Aussie responsible investment leaders weakest on ‘real world outcomes’

RIAA’s annual responsible investment benchmark report finds investors scored lowest on responsible investment allocation.

Leading responsible investors in Australia are “weakest” on asset allocation, with none scoring top marks on metric assessing how they are “contributing to real-world outcomes” through their investments.

This is the finding of the latest annual responsible investment benchmark study by Australian sustainable finance body, the Responsible Investment Association Australasia (RIAA).

Of the 140 investment managers assessed, more than half (74) were judged to be “Responsible Investment Leaders”. By contrast, last year 27 percent (54 out of 198) were awarded this status.

To be regarded as a Leader, investors must score 15 or more out of 20 against the RIAA’s scorecard, which is composed of four equally weighted pillars.

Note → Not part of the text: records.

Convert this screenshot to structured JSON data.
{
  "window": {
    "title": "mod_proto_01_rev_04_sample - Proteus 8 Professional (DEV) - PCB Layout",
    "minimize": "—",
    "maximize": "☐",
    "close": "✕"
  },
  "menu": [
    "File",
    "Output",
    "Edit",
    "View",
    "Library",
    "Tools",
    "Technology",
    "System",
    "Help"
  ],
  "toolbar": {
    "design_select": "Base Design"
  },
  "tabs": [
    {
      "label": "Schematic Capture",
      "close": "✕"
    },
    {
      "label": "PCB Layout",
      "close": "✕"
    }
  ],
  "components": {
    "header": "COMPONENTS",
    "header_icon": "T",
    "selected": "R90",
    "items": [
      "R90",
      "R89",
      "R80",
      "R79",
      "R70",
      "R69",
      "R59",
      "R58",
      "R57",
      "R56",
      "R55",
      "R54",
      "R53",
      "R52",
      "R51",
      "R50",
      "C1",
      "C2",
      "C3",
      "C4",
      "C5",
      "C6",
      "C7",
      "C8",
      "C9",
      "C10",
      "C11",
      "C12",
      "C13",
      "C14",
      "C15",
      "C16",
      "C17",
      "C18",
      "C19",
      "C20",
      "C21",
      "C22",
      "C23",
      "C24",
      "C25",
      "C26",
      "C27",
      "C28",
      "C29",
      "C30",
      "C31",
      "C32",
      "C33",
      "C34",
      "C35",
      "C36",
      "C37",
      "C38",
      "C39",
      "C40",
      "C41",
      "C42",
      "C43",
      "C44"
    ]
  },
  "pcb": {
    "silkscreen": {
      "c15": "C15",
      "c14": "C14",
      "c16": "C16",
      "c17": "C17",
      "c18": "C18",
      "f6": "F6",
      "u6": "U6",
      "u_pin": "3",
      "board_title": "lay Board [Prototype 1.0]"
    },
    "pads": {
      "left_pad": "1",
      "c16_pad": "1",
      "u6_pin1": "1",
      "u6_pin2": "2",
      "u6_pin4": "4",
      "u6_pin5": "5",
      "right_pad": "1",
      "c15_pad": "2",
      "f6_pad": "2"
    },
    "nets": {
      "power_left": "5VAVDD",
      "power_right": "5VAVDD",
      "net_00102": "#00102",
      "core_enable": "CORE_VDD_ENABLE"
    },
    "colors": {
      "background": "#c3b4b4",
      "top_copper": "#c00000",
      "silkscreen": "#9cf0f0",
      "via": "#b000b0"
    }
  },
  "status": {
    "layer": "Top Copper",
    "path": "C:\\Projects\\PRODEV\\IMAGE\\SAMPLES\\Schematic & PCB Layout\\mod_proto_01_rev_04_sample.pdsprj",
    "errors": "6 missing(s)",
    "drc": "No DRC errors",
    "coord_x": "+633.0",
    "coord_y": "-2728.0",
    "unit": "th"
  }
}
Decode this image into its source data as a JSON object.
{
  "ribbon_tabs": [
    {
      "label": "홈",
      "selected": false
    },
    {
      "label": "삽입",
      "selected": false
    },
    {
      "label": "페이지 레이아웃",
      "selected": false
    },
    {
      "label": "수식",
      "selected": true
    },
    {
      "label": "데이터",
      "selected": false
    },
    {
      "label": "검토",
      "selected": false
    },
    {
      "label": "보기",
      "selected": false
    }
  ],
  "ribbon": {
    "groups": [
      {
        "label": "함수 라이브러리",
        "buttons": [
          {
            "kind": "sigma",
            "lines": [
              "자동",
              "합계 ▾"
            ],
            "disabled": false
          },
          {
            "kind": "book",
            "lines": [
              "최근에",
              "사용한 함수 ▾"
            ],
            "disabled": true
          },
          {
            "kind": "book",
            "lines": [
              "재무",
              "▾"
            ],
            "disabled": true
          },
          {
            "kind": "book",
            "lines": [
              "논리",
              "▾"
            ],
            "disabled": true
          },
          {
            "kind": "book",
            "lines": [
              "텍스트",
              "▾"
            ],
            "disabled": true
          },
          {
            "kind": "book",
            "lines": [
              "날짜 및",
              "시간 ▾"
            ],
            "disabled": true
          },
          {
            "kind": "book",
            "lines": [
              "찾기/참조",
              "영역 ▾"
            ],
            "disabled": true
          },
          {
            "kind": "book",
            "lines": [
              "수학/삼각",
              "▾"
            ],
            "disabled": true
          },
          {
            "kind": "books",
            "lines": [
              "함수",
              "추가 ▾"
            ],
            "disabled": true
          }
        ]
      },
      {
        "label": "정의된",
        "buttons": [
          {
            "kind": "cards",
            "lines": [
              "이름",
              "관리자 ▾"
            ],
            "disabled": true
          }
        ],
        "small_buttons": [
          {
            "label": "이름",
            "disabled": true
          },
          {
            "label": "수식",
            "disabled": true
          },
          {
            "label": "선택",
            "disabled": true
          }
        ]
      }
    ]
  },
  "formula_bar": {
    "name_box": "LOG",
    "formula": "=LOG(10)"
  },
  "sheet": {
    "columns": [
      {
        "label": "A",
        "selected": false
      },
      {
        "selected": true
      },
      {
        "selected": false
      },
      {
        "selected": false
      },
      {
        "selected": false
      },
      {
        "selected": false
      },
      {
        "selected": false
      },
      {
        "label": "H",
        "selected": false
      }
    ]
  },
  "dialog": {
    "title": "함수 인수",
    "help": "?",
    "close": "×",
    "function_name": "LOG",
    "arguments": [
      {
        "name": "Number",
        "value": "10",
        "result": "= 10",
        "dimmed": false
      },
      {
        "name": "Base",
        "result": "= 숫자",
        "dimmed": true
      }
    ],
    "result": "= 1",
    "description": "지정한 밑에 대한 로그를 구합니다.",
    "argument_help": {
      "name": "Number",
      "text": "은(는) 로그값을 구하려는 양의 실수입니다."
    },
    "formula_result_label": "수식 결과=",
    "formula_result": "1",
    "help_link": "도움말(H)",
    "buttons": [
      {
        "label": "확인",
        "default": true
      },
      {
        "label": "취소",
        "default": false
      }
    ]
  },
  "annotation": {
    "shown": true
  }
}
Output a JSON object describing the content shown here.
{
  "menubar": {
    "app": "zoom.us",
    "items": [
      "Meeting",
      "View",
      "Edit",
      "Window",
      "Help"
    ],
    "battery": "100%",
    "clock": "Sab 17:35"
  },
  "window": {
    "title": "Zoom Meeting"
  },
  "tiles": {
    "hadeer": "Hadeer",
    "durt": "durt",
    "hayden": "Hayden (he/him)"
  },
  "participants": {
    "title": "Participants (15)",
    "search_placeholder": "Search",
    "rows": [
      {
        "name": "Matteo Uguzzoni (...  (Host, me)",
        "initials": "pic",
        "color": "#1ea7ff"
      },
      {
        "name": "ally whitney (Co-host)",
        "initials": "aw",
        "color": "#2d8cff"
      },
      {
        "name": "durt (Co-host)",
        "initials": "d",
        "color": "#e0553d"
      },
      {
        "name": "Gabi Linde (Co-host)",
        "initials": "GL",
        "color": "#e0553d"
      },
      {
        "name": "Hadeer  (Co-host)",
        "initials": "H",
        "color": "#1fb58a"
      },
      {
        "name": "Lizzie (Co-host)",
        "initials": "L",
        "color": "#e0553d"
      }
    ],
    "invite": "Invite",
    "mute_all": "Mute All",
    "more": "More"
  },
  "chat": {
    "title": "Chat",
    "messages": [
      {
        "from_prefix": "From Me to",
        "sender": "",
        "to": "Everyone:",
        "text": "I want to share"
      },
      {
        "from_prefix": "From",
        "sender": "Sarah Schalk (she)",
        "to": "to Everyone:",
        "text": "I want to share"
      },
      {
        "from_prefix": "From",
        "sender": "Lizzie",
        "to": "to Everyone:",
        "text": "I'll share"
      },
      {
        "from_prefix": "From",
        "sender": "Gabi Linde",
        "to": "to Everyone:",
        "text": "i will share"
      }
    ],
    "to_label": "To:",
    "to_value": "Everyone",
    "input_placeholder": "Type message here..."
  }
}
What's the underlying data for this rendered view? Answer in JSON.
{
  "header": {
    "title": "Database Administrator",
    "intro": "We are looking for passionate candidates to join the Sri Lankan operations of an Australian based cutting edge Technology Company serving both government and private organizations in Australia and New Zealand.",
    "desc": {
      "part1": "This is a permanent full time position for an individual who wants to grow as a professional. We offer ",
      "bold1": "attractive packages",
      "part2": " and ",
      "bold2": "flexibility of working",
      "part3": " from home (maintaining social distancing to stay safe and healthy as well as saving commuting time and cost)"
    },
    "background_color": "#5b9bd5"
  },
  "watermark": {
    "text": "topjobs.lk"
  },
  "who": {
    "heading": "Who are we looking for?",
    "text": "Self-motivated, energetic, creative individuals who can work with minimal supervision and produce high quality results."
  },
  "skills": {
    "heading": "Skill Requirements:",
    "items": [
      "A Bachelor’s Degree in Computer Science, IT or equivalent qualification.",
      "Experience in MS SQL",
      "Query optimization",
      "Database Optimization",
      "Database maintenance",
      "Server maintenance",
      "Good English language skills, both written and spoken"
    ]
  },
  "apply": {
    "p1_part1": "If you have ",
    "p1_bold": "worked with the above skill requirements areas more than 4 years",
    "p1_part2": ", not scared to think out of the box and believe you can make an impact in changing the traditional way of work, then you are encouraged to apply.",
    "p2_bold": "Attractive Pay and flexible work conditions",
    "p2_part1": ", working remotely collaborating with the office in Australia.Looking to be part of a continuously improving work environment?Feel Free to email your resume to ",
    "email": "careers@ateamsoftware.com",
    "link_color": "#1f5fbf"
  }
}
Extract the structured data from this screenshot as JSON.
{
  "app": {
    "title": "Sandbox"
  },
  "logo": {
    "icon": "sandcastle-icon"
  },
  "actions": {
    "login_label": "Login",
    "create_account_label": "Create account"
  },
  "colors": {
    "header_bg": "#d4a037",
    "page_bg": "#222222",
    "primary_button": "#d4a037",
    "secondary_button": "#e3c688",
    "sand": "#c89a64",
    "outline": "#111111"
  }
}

Aviva Investors Pacific, Axa Investment Managers (Asia), UBS Asset Management and Northern Trust were among the asset managers included in the Leaders category. They were joined by asset owners including Active Super, AustralianSuper and HESTA.

The fourth pillar assessed allocation of capital “to benefit stakeholders and contribute to solutions as well as measuring and reporting outcomes”. It includes considerations such as how managers report on the positive social and/or environmental outcomes achieved through their investments.

The RIAA revealed that scoring against the outcomes pillar was the weakest again this year. “Similar to last year, the area where performance of both Leaders and non-leaders was weakest was the allocation of capital to responsible investment (Pillar 4),” it wrote.

Zsuzsa Banhalmi-Zakar, research manager at RIAA and one of the report’s authors, revealed that none of the investors assessed achieved maximum points on Pillar 4. However, 43 percent did score between 4-4.99, 30 percent scored 3-3.99, 23 percent scored 2-2.99 and three out of the 74 scored 1-1.99.

RIAA also revealed that it changed the criteria for Pillar 4 this year given the “poor performance” last year, in an attempt “to better understand impact measurement and outcome practice”.

The revisions were intended to drive a shift towards determining managers’ intention “to create positive outcomes or impacts, measurement of change or impact (eg, against extra-financial targets) and reporting”, RIAA explained.

Commitment to responsible investment (Pillar 1) was where both Leaders and non-leaders scored highest again this year, with an average of 4.73 among the former and 3.07 the latter. Pillar 4, by contrast, averaged 3.36 among Leaders and 1.08 among non-leaders.

Overall, the RIAA estimated that Australia’s responsible investment market had reached a record A$1.5 trillion (€1 trillion; $1 trillion) or 43 percent of total professionally managed funds in 2021, up from A$1.28 the year before.

The top responsible investment approach employed was ESG integration, covering A$752 billion, followed closely by corporate engagement and shareholder action (A$726 billion).

On engagement, the report found a “significant change” in the proportion of investors reporting on both their activities with firms and the outcomes. RIAA reported that 45 percent of managers are now reporting on engagement and outcomes, compared with 31 percent in 2020.

When asked if the RIAA has any minimum standards when it comes to what it classes as engagement, Banhalmi-Zakar told Responsible Investor that it doesn’t distinguish “based on level of engagement”.

“Our scorecard awards differential marks based on whether investment managers report on their corporate engagement activities or outcomes (lower) as opposed to both activities and outcomes (higher) or none at all (zero). We look for public disclosure of these activities,” she said.

The RIAA report also identified “remarkable growth” in sustainability-themed investments in 2021, with A$161 billion dedicated to such strategies in compared with A$76 billion in 2020.

Climate change (renewables, energy efficiency) topped the list, with waste management, zero waste and circular economy in second, and sustainable forestry, land management and agriculture in third.